Lei guardò attraverso lo spioncino e vide Kimberly in piedi, lì davanti, ferita e sanguinante. Strappò via la catenella, spalancò la porta, la tirò dentro e poi richiuse. Kimberly crollò sul letto.

«Cosa ti è successo? Stai bene?»

«Il poliziotto ha cercato di farmi del male. Sono scappata e mi sono nascosta in una delle altre stanze.»

Greta bagnò un asciugamano, si sedette accanto a lei pulendole il sangue e lo sporco dal viso.

«Se non ce ne andiamo subito, Greta, ci uccideranno.»

«Volevo farlo, ma poi ho visto Stan. E' ancora qui.»

«Se ne sono andati, Greta. Ci hanno lasciato per sempre. Sono morti.»

«Come fai a dirlo?»

«Ho visto il luogo dove li hanno uccisi. Lì, al piano di sopra. Sono morti proprio sopra di noi, Greta. Anche il poliziotto fa parte di questo orrore. E' un complice.»

L'immagine di Stan "vivo" alla finestra del secondo piano balenò nella mente di Greta. Kim stava forse mentendo?

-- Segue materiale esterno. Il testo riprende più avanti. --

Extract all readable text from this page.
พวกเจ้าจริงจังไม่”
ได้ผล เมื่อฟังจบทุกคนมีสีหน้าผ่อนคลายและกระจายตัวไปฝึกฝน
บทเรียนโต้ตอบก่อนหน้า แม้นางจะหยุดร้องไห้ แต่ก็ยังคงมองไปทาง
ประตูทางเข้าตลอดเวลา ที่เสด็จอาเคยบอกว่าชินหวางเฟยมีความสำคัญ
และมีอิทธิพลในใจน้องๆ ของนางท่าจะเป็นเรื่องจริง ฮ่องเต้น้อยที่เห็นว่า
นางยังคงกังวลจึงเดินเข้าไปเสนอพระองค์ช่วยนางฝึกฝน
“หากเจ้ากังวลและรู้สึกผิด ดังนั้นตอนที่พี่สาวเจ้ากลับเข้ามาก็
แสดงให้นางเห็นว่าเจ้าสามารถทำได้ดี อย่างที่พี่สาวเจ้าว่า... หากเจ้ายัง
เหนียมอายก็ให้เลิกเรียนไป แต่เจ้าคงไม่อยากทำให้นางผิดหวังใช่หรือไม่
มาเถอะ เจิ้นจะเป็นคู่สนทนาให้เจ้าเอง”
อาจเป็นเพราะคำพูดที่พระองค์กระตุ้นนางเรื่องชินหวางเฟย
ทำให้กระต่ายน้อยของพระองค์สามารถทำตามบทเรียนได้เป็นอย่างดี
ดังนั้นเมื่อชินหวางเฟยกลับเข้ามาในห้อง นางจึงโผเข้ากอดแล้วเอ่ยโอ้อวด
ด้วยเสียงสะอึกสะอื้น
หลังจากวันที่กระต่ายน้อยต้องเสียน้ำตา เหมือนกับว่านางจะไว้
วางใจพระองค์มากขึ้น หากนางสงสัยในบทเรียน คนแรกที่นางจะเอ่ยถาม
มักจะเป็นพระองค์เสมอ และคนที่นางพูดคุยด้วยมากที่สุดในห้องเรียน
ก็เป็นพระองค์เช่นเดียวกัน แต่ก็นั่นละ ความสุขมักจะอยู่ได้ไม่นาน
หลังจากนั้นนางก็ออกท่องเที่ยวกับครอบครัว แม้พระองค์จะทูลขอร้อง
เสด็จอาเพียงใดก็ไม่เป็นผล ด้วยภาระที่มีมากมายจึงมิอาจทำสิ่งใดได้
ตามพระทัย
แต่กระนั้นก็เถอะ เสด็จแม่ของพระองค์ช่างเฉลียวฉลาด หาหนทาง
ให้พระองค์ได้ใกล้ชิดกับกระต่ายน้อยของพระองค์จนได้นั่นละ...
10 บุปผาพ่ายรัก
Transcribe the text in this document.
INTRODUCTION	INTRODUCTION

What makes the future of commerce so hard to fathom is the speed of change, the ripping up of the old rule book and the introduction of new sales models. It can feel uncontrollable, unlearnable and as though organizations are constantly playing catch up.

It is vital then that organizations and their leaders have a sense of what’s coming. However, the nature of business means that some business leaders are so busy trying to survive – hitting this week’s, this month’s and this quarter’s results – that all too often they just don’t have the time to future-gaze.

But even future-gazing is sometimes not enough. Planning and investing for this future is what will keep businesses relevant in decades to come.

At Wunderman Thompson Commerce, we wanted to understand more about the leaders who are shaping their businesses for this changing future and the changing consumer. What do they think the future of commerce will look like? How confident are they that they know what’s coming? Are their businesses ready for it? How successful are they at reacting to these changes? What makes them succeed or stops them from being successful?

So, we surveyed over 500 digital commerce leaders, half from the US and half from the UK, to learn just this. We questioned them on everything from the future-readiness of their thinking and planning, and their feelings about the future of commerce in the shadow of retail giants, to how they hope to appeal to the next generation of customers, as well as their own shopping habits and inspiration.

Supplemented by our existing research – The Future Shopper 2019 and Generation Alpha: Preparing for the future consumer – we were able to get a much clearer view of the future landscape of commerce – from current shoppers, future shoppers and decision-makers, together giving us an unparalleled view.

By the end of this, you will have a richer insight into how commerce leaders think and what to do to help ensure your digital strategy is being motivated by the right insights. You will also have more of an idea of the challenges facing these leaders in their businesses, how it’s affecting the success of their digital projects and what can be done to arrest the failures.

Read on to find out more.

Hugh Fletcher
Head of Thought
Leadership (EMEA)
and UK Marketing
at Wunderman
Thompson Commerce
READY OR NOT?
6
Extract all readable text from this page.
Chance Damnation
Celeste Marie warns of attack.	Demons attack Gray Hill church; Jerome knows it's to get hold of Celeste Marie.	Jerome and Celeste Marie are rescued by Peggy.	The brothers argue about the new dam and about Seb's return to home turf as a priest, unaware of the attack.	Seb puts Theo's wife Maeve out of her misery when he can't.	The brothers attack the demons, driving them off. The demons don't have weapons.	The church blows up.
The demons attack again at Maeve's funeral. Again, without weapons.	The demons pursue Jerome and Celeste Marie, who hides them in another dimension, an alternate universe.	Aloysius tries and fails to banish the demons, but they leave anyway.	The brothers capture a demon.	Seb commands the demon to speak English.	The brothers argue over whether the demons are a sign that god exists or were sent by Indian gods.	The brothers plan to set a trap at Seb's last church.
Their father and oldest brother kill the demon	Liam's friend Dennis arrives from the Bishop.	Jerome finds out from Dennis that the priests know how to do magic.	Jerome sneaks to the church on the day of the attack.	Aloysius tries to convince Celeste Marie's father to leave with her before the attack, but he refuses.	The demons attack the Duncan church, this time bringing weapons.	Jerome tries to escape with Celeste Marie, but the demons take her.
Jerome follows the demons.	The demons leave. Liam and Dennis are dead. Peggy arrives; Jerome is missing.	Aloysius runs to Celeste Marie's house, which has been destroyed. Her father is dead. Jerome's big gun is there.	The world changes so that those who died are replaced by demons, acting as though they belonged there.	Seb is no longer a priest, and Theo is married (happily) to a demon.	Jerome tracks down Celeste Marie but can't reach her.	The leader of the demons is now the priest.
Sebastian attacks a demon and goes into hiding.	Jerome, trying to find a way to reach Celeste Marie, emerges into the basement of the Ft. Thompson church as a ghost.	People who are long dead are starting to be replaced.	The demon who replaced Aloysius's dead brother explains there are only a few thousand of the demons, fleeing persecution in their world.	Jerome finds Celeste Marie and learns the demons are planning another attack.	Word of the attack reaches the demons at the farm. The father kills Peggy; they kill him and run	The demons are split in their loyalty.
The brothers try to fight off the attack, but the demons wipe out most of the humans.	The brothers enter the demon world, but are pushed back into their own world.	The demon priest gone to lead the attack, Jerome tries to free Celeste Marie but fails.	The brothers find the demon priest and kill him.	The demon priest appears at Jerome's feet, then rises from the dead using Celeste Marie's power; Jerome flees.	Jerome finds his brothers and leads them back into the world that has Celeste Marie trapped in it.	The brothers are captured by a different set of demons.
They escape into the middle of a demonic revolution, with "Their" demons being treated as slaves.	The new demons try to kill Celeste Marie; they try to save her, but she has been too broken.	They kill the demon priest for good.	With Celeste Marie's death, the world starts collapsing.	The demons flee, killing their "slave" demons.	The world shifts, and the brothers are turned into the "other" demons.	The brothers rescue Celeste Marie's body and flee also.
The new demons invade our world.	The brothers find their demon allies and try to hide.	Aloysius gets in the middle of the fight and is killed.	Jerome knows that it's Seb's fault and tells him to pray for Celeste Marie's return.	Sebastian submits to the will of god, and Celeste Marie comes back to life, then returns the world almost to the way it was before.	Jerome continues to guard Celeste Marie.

Ma perché avrebbe dovuto farlo?

«Io dico di scappare.»

«Come facciamo? sono lì fuori, ci prenderanno.»

«Non ho nessuna intenzione di aspettare per poi morire qui»

«Non abbiamo più le chiavi della Pontiac. Anche volendo, come ce ne andremo?»

«La cassettiera della camera accanto... Ho visto che contiene dei mazzi di chiavi per auto... Potrebbero essere lì.»

«Okay. Andiamo.»

Greta aiutò Kimberly ad alzarsi e ad andare verso la porta. Poi tirò via la tenda e vide che il parcheggio era libero. «Non li vedo da nessuna parte.»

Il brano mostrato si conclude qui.